Madame le Secrétaire perpétuel,

Monsieur le Président,

Mesdames, Messieurs,

Permettez-moi de vous dire le plaisir que j'ai à vous
accueillir rue de Valois, au moment où la Commission
générale de terminologie et de néologie entame son
troisième mandat. Votre Commission dépend du
Premier ministre, qui m'a chargé de le représenter à
cette séance inaugurale. Sans doute parce que la
langue est l'outil de communication par excellence et
l'expression privilégiée de la culture, nous
entretenons en effet des liens privilégiés et c’est au
ministre de la Culture et de la Communication qu'il
revient de nommer les membres de votre
commission. Notre réunion me donne l'occasion de
vous dire d'abord combien je me réjouis que vous
ayez accepté d'apporter votre contribution à des
travaux dont la portée, me semble-t-il, va bien au-delà
de considérations purement linguistiques.

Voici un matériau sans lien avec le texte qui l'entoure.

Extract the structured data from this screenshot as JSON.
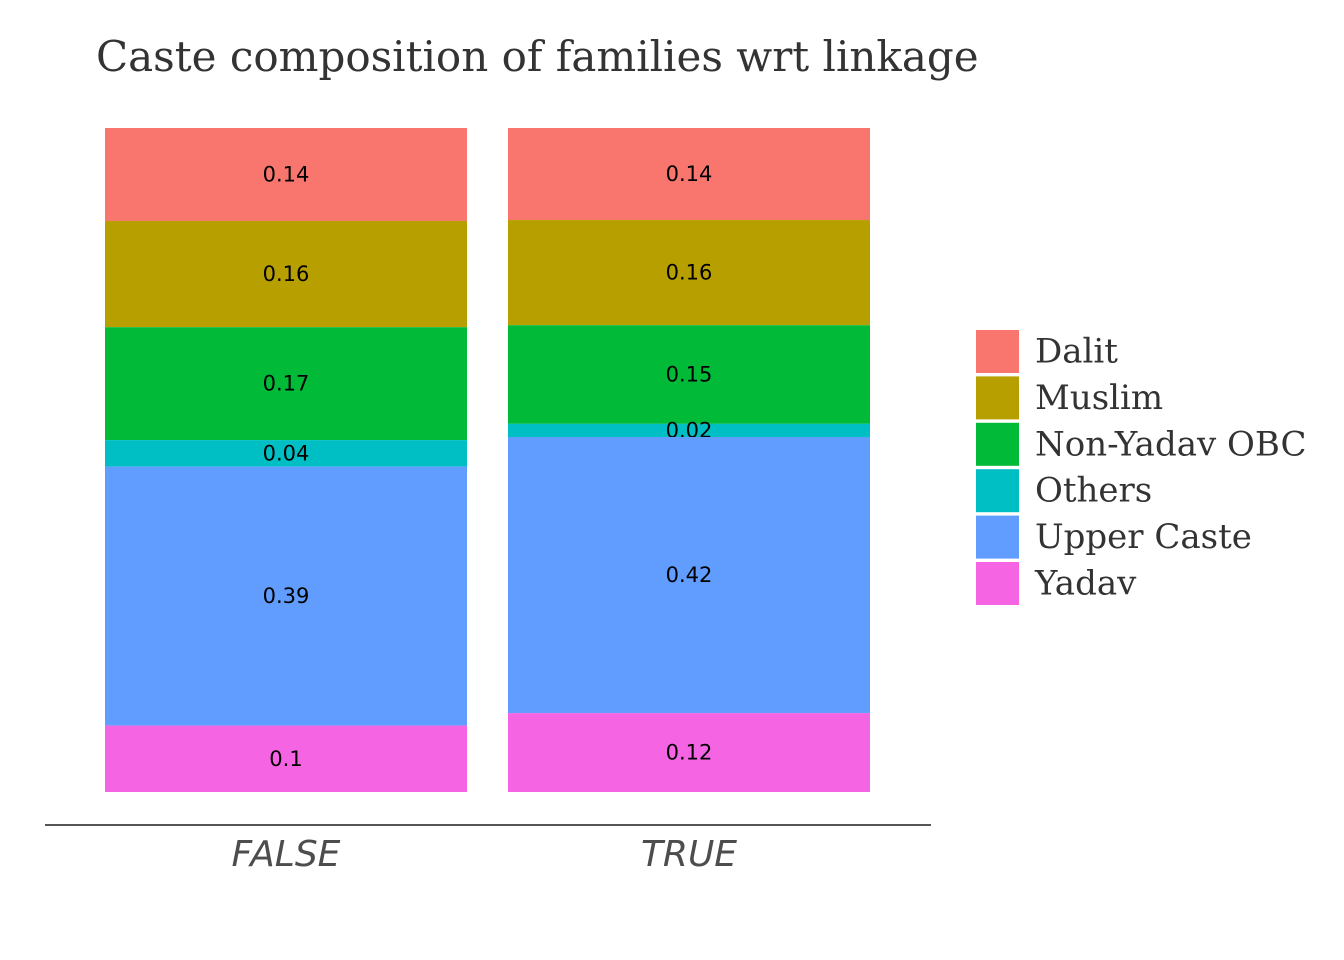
{
  "chart_data": {
    "type": "bar",
    "stacked": true,
    "title": "Caste composition of families wrt linkage",
    "categories": [
      "FALSE",
      "TRUE"
    ],
    "legend_position": "right",
    "grid": false,
    "ylim": [
      0,
      1
    ],
    "series": [
      {
        "name": "Dalit",
        "color": "#F8766D",
        "values": [
          0.14,
          0.14
        ],
        "labels": [
          "0.14",
          "0.14"
        ]
      },
      {
        "name": "Muslim",
        "color": "#B79F00",
        "values": [
          0.16,
          0.16
        ],
        "labels": [
          "0.16",
          "0.16"
        ]
      },
      {
        "name": "Non-Yadav OBC",
        "color": "#00BA38",
        "values": [
          0.17,
          0.15
        ],
        "labels": [
          "0.17",
          "0.15"
        ]
      },
      {
        "name": "Others",
        "color": "#00BFC4",
        "values": [
          0.04,
          0.02
        ],
        "labels": [
          "0.04",
          "0.02"
        ]
      },
      {
        "name": "Upper Caste",
        "color": "#619CFF",
        "values": [
          0.39,
          0.42
        ],
        "labels": [
          "0.39",
          "0.42"
        ]
      },
      {
        "name": "Yadav",
        "color": "#F564E3",
        "values": [
          0.1,
          0.12
        ],
        "labels": [
          "0.1",
          "0.12"
        ]
      }
    ]
  }
}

Enjeu culturel depuis toujours, la langue est
aujourd’hui, en Europe et dans le monde, un enjeu de
civilisation, et puisque son usage fonde le lien
qu'entretiennent les hommes dans la cité, un enjeu
politique, au sens le plus noble de ce terme. Nous en
sommes sans doute conscients en France plus
qu'ailleurs. Depuis l’ordonnance de Villers-Cotterêts,
l’État n’a cessé de marquer son engagement en
faveur de la langue française ; mais, dans un monde
caractérisé par des interdépendances accrues, par la
contiguïté du français avec d'autres langues et au
premier chef avec une langue prétendument globale,
il est plus que jamais nécessaire que les forces et les
compétences se conjuguent à tous les niveaux des
services de l’État, pour préserver et enrichir notre
langue, et faire chaque jour la preuve qu'elle reste
une langue d’avenir.

Vous aviez souhaité, Madame le Secrétaire perpétuel, faire de la
langue française une grande cause nationale. Je crois pouvoir me
faire le porte parole de chacun d'entre nous en vous disant que
nous sommes tous ici animés de la même conviction et de la même
volonté d’agir, pour préserver le dynamisme de notre langue et la
diversité des langues du monde : rien ne serait plus dangereux que
de prétendre confiner les langues nationales à un usage
domestique et de les exclure du monde du travail, de la
connaissance, de la culture.

Le risque d’uniformisation linguistique est bien réel. En Europe
comme ailleurs, un monolinguisme de fait tend à s'imposer ça et là
dans plusieurs secteurs de la vie sociale. C'est pourquoi l'Etat – qui
a dans ce domaine un devoir d'exemplarité – est appelé à intervenir
: car si la langue évolue de façon spontanée, cette évolution peut
être accompagnée et orientée, notamment dans les domaines du
langage spécialisé, scientifique, technique et économique, qui
jouent un rôle croissant dans notre vie quotidienne.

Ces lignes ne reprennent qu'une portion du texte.